Pourquoi la fin de l’été change tout pour la lavande
Multiplier ses plants sans dépenser un centime : c’est la promesse du bouturage, une technique bien connue des jardiniers économes. Contrairement au semis, souvent long et capricieux, cette méthode permet d’obtenir un nouveau pied identique à partir d’un simple rameau coupé. Une seule touffe de lavande bien installée peut ainsi fournir des dizaines de boutures.
Jean-Yves Meignen, jardinier en Drôme-Ardèche, insiste sur la saisonnalité de l’opération. Comme pour d’autres plantes sensibles au climat, la lavande impose un timing serré : agir trop tôt ou trop tard compromet l’enracinement avant l’hiver.
Sur Instagram, le compte @mihuertofacil confirme la même fenêtre. Entre la fin août et le mois de septembre, parfois jusqu’en octobre si les températures restent douces, les tiges de l’année ont commencé à durcir. C’est précisément ce moment charnière qui rend le prélèvement efficace, contrairement à un geste que peu de jardiniers amateurs connaissent réellement.

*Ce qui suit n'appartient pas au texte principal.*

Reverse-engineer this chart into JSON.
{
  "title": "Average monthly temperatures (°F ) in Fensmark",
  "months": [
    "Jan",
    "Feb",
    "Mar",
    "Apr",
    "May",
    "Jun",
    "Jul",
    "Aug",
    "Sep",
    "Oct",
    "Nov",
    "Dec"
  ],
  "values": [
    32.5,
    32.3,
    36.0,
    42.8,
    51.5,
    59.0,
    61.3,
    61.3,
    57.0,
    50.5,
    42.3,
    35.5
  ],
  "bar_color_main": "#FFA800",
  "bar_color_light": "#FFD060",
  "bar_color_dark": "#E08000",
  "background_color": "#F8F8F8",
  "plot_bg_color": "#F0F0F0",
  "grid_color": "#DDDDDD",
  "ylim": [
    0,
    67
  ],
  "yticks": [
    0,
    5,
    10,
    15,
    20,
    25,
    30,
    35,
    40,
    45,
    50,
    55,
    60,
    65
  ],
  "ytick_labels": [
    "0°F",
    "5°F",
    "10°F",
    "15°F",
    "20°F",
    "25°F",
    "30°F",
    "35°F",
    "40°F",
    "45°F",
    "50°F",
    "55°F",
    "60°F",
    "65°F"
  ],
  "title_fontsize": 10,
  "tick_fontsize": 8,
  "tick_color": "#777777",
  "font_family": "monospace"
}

Le geste précis que les experts ne ratent jamais
Tout se joue sur le choix de la tige. Jean-Yves Meignen est formel : il faut prélever ce qu’on appelle des boutures aoûtées, ces segments semi-ligneux situés juste au-dessus du vieux bois. « Septembre et octobre, même si dans le langage on parle de boutures aoûtées », précise-t-il.
Le vieux bois, lui, est à proscrire absolument : la lavande y repart très mal, un peu comme certaines erreurs de jardinage qui compromettent tout un massif sans qu’on comprenne pourquoi. La tige choisie doit être saine, vigoureuse, sans trace de parasite.

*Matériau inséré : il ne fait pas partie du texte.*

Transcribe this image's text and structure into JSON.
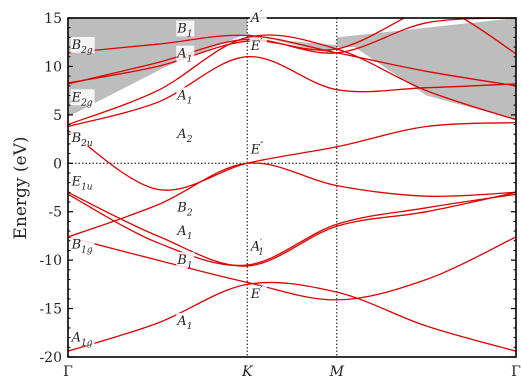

Concrètement, la méthode reste accessible à tous. Le jardinier de @mihuertofacil recommande des tronçons d’environ 10 centimètres, base dégagée avant plantation. Jean-Yves Meignen, lui, martèle un point simple mais souvent négligé : bien humidifier le terreau dès le départ. « Toutes les techniques marchent », rassure-t-il, à condition de respecter ces fondamentaux avant de se lancer, comme pour toute bonne habitude à adopter sans se tromper.

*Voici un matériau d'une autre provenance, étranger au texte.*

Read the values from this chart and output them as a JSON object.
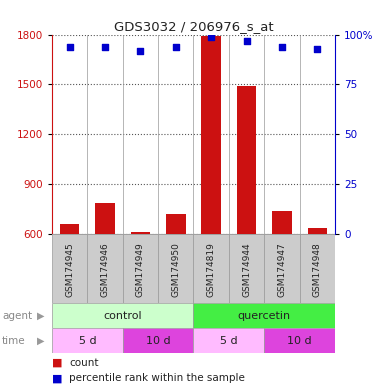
{
  "title": "GDS3032 / 206976_s_at",
  "samples": [
    "GSM174945",
    "GSM174946",
    "GSM174949",
    "GSM174950",
    "GSM174819",
    "GSM174944",
    "GSM174947",
    "GSM174948"
  ],
  "counts": [
    660,
    790,
    615,
    720,
    1790,
    1490,
    740,
    640
  ],
  "percentile_ranks": [
    94,
    94,
    92,
    94,
    99,
    97,
    94,
    93
  ],
  "ylim_left": [
    600,
    1800
  ],
  "ylim_right": [
    0,
    100
  ],
  "yticks_left": [
    600,
    900,
    1200,
    1500,
    1800
  ],
  "yticks_right": [
    0,
    25,
    50,
    75,
    100
  ],
  "bar_color": "#cc1111",
  "dot_color": "#0000cc",
  "agent_labels": [
    {
      "label": "control",
      "start": 0,
      "end": 4,
      "color": "#ccffcc"
    },
    {
      "label": "quercetin",
      "start": 4,
      "end": 8,
      "color": "#44ee44"
    }
  ],
  "time_labels": [
    {
      "label": "5 d",
      "start": 0,
      "end": 2,
      "color": "#ffbbff"
    },
    {
      "label": "10 d",
      "start": 2,
      "end": 4,
      "color": "#dd44dd"
    },
    {
      "label": "5 d",
      "start": 4,
      "end": 6,
      "color": "#ffbbff"
    },
    {
      "label": "10 d",
      "start": 6,
      "end": 8,
      "color": "#dd44dd"
    }
  ],
  "left_axis_color": "#cc1111",
  "right_axis_color": "#0000cc",
  "background_color": "#ffffff",
  "sample_box_color": "#cccccc",
  "sample_box_edge": "#999999",
  "legend_count_color": "#cc1111",
  "legend_pct_color": "#0000cc",
  "side_label_color": "#888888",
  "grid_color": "#555555"
}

Le détail qui fait toute la différence pour l’hiver
Le substrat, justement, est le détail que beaucoup négligent. L’expert de @mihuertofacil recommande un mélange léger, très aéré, avec un drainage excellent : la lavande déteste les terres compactes et détrempées, et un excès d’eau autour de la base suffit à la faire pourrir avant même qu’elle ait eu une chance de s’enraciner, un piège comparable à certaines erreurs d’aménagement extérieur qui ruinent un espace sans qu’on comprenne pourquoi.
Les pots doivent rester dehors, à la lumière mais à l’ombre du soleil direct, pour éviter le dessèchement des jeunes tiges. L’arrosage, lui, se fait au compte-gouttes : seulement quand le terreau commence à sécher. Un produit enracinant peut aider, sans être obligatoire.
Certains jardiniers couvrent le pot d’un nylon épais et percé, formant une mini-serre qui conserve l’humidité sans étouffer les jeunes pousses. Jean-Yves Meignen conseille alors de laisser faire la nature : les boutures peuvent rester dehors une grande partie de l’hiver, protégées, avant d’être transplantées au jardin dès les premiers beaux jours du printemps, prêtes à fleurir dans quelques mois seulement.
Un rameau coupé au bon moment, et c’est tout un massif qui prend racine sans dépenser un euro. La lavande pardonne peu d’erreurs, mais récompense généreusement ceux qui respectent son calendrier. Reste à savoir combien de pieds vous tenterez cette année.